When I was 12 years old, I was a good baseball player. I loved the game and had great hand-eye coordination. I was a contact hitter and a slick fielder. In the regional Little League tournament, I made a diving backhanded catch of a line drive at 3rd base that people talked about for years. But while I was good at baseball, there were many good baseball players of my age, and quite a few very good and even great ones. I was also good at tennis, and there weren’t many other good tennis players of my age so, at my father’s suggestion, I stopped playing baseball to concentrate on becoming great at tennis. I played in tournaments all over New England and went to tennis camps as far away as Nevada. The problem was while I became quite good at tennis, I didn’t like tennis as much as baseball, and burned out at it. When I was 18 I took a year off before going to college to work in Washington DC . I got mono the following Spring, and after recovering at home, decided I would stay at home and play in a new baseball league that was just starting up. I was one of the first draft picks based on reputation. But when I showed up for the first practice, it was another thing altogether. I could not hit. I could barely make contact. I was even afraid to catch the ball. Right before the ball got to me I’d find myself flinching. I was on the bench for the first game. Not into humiliation, (An old man watching the game, said to me, “Say, didn’t you used to be Peter Canning?”) I quit after just a few games and spent the rest of the summer driving around America with my best friend from high school, logging 14,000 miles onto our old Olds Cutlass, which we lived out, often sleeping in with our feet sticking out the windows.

A year or so later, I had my eyes tested and lo and behold, I needed glasses. I put my new glasses on and suddenly I could see the leaves on the trees. So that was the reason I couldn't hit! If only I had known! But it was just as well, I wouldn’t have traded the summer adventure for anything.

Fast forward a couple centuries to one night where I am now an aging paramedic, having trouble reading the fine print on map. I know most of the streets, but the call destination is in a suburban town and in the map book, the streets are listed in a very small font to fit it all on one page. I can’t read it for the life of me. Fortunately, I compensate by using “MAPS” on my iphone.

Anyway, a couple months ago, I did a code and when I went to tube, the chords were very blurry. I couldn’t really make out what I was looking at. I pulled the larengyscope out and dropped a Combitube instead. Got great ETCo2, and even got the patient back, although it was more like epi got the patient back, and then in the ED the family made the patient comfort measures.

A year ago I had my eyes checked and got two prescriptions -- one for long vision and one for up close. I had actually lost my only pair of glasses over 10 years ago on a code, and never bothered to replace them. I finally went back to the vision place and with my daughter’s help picked out two pairs of stylish glasses -- one for driving and one for reading. I decided I would carry both, curious to put my reading glasses on for my next intubation attempt.
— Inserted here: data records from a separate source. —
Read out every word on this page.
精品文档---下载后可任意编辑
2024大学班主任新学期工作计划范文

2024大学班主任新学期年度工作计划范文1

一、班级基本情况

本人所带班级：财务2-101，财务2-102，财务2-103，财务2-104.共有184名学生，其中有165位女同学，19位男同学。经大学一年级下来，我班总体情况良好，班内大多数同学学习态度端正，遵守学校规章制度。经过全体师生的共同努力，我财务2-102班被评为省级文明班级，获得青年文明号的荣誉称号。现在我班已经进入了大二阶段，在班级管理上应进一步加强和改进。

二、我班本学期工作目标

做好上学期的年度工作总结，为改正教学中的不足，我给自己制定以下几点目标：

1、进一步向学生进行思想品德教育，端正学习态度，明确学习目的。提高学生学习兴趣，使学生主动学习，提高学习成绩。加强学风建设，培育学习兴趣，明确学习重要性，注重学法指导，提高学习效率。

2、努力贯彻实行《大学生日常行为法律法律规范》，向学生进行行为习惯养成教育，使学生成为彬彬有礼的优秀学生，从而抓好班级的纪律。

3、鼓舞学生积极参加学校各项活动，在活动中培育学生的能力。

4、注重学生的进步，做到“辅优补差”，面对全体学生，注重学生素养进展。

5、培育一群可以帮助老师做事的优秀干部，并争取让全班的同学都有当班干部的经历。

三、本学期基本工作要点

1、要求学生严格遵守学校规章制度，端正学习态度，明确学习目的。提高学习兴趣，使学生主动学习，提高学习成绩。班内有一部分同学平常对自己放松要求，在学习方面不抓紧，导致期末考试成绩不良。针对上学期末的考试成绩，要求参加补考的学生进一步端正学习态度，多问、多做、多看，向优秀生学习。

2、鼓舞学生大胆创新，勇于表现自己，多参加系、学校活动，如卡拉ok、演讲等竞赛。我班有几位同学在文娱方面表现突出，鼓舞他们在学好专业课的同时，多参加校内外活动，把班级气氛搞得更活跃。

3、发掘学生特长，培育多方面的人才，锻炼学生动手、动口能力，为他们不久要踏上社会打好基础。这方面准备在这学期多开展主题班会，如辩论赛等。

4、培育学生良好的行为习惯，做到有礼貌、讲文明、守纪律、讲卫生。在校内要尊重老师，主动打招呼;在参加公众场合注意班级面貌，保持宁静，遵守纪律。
Last week, I got the chance. The patient was already in the back of a BLS ambulance. I jumped in the side door, attached my monitor -- asystole, popped in an EJ, pushed an epi, then got out my intubation roll. I assembled my gear. ET tube with ETCO2 filter attached, stylet placed and shaped, and 10 cc syringe attached. I took out a commercial tube holder and my trusty Mac 3 blade snapped into place. Last, I reached into my side pants legs pocket and took out my eye glasses case and opened it up, taking out my new reading glasses, and putting them on.

I tell you. Not only could I see the chords, it was like looking at the chords under an electron microscope. What clarity! What definition! Amazing! Needless to say, I got the tube on the first pass.

Moral of the story: Get your eyes checks regularly. If you need a prescription and you need to see well to do your job properly, get it filled.